Упрек в многописании — если в него вдуматься — упрек, не имеющий под собой никакой солидной почвы. И вот почему: я пишу только в тех случаях, когда мне весело. Мне часто очень весело. Значит, я часто и пишу.
Канарейка веселится и поет еще чаще, но никому не придет в голову заткнуть ей глотку; наоборот, всякий, кто слушает ее пение, не упустит случая похлопать ее поощрительно по плечу и сказать ласково:
— Молодец, птичка Божья. Старайся!
Прямая противоположность канарейке — дверные петли, которые, наоборот, поют очень скупо и редко; но даже и эта умеренность не спасает их от нареканий. Самые музыкальные натуры морщатся, хмурятся и ворчат:
— Неужели никакой черт не догадается их смазать, что ли, чтобы они не скрипели?!
Вот пример, который, по моему мнению, доказывает ясно и просто всю неосновательность упреков в многописании…
Все дело, таким образом, сводится только к чутью и искренности критического определения: кто автор? Веселая ли певчая птица или — дверь, пение которой вызывает неутолимое желание заткнуть ей глотку.
Аркадий Аверченко
Стоит мне только вспомнить об отце, как он представляется мне взбирающимся по лестнице, с оживленным озабоченным лицом и размашистыми движениями, сопровождаемый несколькими дюжими носильщиками, обремененными тяжелой ношей.
Это странное представление рождается в мозгу, вероятно, потому, что чаще всего мне приходилось видеть отца взбирающимся по лестнице, в сопровождении кряхтящих и ругающихся носильщиков.

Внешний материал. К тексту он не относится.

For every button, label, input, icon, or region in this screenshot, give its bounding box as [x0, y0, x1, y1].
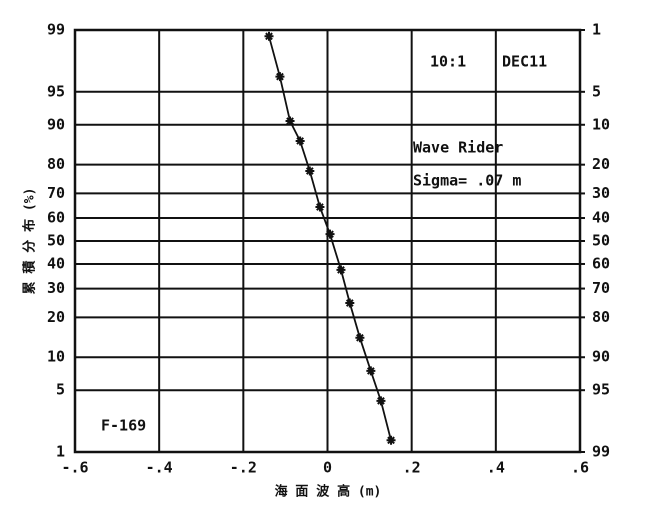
data-point: [376, 396, 386, 406]
annotation: F-169: [101, 417, 146, 435]
y-tick-label: 40: [47, 254, 65, 272]
y-tick-label: 60: [47, 209, 65, 227]
x-tick-label: 0: [323, 459, 332, 477]
data-point: [355, 333, 365, 343]
y2-tick-label: 70: [592, 279, 610, 297]
data-point: [295, 136, 305, 146]
y2-tick-label: 95: [592, 381, 610, 399]
y-tick-label: 80: [47, 155, 65, 173]
y-tick-label: 90: [47, 115, 65, 133]
y-axis-label: 累 積 分 布 (%): [22, 188, 38, 295]
y2-tick-label: 20: [592, 155, 610, 173]
y2-tick-label: 30: [592, 184, 610, 202]
annotation: Sigma= .07 m: [413, 172, 521, 190]
x-tick-label: -.6: [61, 459, 88, 477]
data-point: [305, 166, 315, 176]
y2-tick-label: 1: [592, 21, 601, 39]
y2-tick-label: 5: [592, 82, 601, 100]
x-tick-label: .6: [571, 459, 589, 477]
x-axis-label: 海 面 波 高 (m): [275, 484, 382, 500]
y2-tick-label: 90: [592, 348, 610, 366]
data-point: [264, 31, 274, 41]
y-tick-label: 95: [47, 82, 65, 100]
y-tick-label: 1: [56, 443, 65, 461]
y2-tick-label: 10: [592, 115, 610, 133]
y-tick-label: 30: [47, 279, 65, 297]
annotation: Wave Rider: [413, 139, 503, 157]
x-tick-label: .2: [403, 459, 421, 477]
y-tick-label: 50: [47, 232, 65, 250]
annotation: DEC11: [502, 53, 547, 71]
data-point: [285, 116, 295, 126]
y-tick-label: 99: [47, 21, 65, 39]
y-tick-label: 70: [47, 184, 65, 202]
data-point: [366, 366, 376, 376]
data-point: [275, 72, 285, 82]
y2-tick-label: 80: [592, 308, 610, 326]
data-point: [345, 298, 355, 308]
y-tick-label: 10: [47, 348, 65, 366]
x-tick-label: -.2: [230, 459, 257, 477]
y2-tick-label: 99: [592, 443, 610, 461]
x-tick-label: -.4: [146, 459, 173, 477]
y2-tick-label: 60: [592, 254, 610, 272]
y2-tick-label: 50: [592, 232, 610, 250]
data-point: [325, 229, 335, 239]
x-tick-label: .4: [487, 459, 505, 477]
y-tick-label: 5: [56, 381, 65, 399]
y-tick-label: 20: [47, 308, 65, 326]
data-point: [386, 435, 396, 445]
data-point: [315, 202, 325, 212]
y2-tick-label: 40: [592, 209, 610, 227]
annotation: 10:1: [430, 53, 466, 71]
data-point: [336, 265, 346, 275]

Мой отец был удивительным человеком. Все в нем было какое — то оригинальное, не такое, как у других… Он знал несколько языков, но это были странные, не нужные никому другому языки: румынский, турецкий, болгарский, татарский. Ни французского, ни немецкого он не знал. Имел он голос, но когда пел, ничего нельзя было разобрать — такой это был густой, низкий голос. Слышалось какое — то удивительное громыхание и рокот до того низкий, что казался он выходящим из — под его ног. Любил отец столярные работы, но тоже они были как — то ни к чему — делал он только деревянные пароходики. Возился над каждым пароходиком около года, делал его со всеми деталями, а когда кончал, то, удовлетворенный, говорил:
— Такую штуку можно продать не меньше чем за пятнадцать рублей!
— А материал стоил тридцать! — подхватывала мать.
— Молчи, Варя, — говорил отец. — Ты ничего не понимаешь…
— Конечно, — горько усмехаясь, возражала мать. — Ты много понимаешь…
Главным занятием отца была торговля. Но здесь он превосходил себя по странности и ненужности — с коммерческой точки зрения — тех операций, которые в магазине происходили.
Для отца не было лучшего удовольствия, как отпустить кому — нибудь товар в долг. Покупатель, задолжавший отцу, делался его лучшим другом… Отец зазывал его в лавку, поил чаем, играл с ним в шашки и бывал обижен на мать до глубины души, если она, узнав об этом, говорила:
— Лучше бы он деньги отдал, чем в шашки играть.
— Ты ничего не понимаешь, Варя, — деликатно возражал отец. — Он очень хороший человек. Две дочери в гимназии учатся. Сам на войне был. Ты бы послушала, как он о военных порядках рассказывает.
— Да нам — то что от этого! Мало ли кто был на войне — так всем и давать в долг?
— Ты ничего не понимаешь, Варя, — печально говорил отец и шел в сарай делать пароход.
Со мной у него были хорошие отношения, но характеры мы имели различные. Я не мог понять его увлечений, скептически относился к пароходам, и, когда он подарил мне один пароход, думая привести этим в восторг, я хладнокровно, со скучающим видом потрогал какую — то деревянную штучку на носу крошечного судна и отошел.
— Ты ничего не понимаешь, Васька, — сказал, сконфузившись, отец.
Я любил книжки, а он купил мне полдюжины каких — то голубей — трубачей. Почему я должен был восхищаться тем, что у них хвосты не плоские, а трубой, до сих пор считаю невыясненным. Мне приходилось вставать рано утром, давая этим голубям корм и воду, что вовсе не увлекало меня. Через три — четыре дня я привел в исполнение адский план — открыл дверцу голубиной будки, думая, что голуби сейчас же улетят. Но проклятые птицы вертели хвостами и мирно сидели на своем месте. Впрочем, открытая дверца принесла свою пользу: в ту же ночь кошка передушила всех трубачей, принеся мне облегчение, а отцу горе и тихие слезы.